Pieter van Aelst
Pieter Coecke van Aelst (August 14, 1502 - December 6, 1550) was a
Flemish painter. He studied under Bernaert van Orley and later lived
in Italy before entering the Antwerp Guild of painters in 1527. In
1533, he travelled to Constantinople for one year in a failed
attempt to establish business connections for his tapestry works.
Van Aelst established a studio in Brussels in 1544, where he created
paintings and tapestries. His students include Gillis van Coninxloo,
Willem Key, Hans Vredeman de Vries, Michiel Coxcie, and possibly
Pieter Brueghel the Elder, who did eventually marry van Aelst's
daughter, Mayken. His second wife, Mayken Verhulst, was an artist as
well, and, according to Carel van Mander, the first teacher of her
grandchildren, Pieter Brueghel the Younger and Jan Brueghel the
Elder. He was also the uncle of Joachim Bueckelaer. Van Aelst's
studio is also well known for its engraved works.

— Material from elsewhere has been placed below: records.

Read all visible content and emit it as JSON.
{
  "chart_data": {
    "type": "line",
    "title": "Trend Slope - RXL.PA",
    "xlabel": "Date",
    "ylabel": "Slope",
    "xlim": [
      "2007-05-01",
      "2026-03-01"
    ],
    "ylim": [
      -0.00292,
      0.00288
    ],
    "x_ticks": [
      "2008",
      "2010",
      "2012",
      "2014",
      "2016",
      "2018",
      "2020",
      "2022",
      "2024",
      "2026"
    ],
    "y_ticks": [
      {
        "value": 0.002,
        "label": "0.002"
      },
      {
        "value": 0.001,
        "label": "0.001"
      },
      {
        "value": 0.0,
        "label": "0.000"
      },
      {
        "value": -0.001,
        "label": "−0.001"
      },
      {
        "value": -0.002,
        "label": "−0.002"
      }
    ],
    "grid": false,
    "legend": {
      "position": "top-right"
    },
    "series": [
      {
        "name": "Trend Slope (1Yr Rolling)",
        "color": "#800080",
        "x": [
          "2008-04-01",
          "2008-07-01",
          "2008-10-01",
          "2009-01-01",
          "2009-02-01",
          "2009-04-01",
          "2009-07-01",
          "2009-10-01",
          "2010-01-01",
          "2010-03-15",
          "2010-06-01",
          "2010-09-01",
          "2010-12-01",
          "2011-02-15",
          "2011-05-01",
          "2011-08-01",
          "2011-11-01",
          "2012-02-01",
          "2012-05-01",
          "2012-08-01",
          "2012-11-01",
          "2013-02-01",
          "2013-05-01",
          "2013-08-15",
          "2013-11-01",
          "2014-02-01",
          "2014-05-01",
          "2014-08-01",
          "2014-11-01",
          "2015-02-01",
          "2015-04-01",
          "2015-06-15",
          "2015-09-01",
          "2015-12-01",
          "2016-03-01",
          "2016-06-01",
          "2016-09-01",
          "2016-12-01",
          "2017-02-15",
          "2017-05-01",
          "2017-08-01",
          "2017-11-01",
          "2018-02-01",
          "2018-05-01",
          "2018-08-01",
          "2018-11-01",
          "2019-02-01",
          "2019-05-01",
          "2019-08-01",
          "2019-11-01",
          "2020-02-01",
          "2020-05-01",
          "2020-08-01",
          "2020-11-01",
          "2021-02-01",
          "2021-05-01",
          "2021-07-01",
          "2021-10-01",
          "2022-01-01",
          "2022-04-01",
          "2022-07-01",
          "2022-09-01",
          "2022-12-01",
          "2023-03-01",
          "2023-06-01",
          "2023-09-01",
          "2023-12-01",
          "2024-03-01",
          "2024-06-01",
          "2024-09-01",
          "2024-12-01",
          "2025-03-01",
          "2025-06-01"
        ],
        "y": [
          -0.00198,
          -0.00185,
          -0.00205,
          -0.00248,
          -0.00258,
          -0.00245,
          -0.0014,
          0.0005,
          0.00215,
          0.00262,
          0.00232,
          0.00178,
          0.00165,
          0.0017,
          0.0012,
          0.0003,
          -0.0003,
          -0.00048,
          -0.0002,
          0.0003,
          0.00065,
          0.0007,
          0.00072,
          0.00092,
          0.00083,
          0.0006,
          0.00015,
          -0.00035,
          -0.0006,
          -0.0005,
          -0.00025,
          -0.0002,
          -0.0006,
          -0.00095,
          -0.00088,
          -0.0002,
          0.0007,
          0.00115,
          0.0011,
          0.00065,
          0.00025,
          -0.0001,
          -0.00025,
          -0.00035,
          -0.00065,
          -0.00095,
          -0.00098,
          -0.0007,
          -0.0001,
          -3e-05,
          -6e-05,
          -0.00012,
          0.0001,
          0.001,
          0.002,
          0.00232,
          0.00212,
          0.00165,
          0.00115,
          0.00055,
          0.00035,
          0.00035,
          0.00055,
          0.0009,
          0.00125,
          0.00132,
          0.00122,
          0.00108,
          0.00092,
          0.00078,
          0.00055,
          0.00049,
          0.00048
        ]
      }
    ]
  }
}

In particular, van Aelst is noted
for his 1539 translation of Sebastiano Serlio's architectural
treatise, Architettura, which is credited with having played a
crucial role in spreading Renaissance ideas to the Low Countries and
hastening the transition from the late Gothic style prevalent in the
area at the time. He was in charge of the spectacular decorations
for the 1549 Royal entry into Antwerp of Philip II of Spain, "the
most famous entry of the century", according to Roy Strong.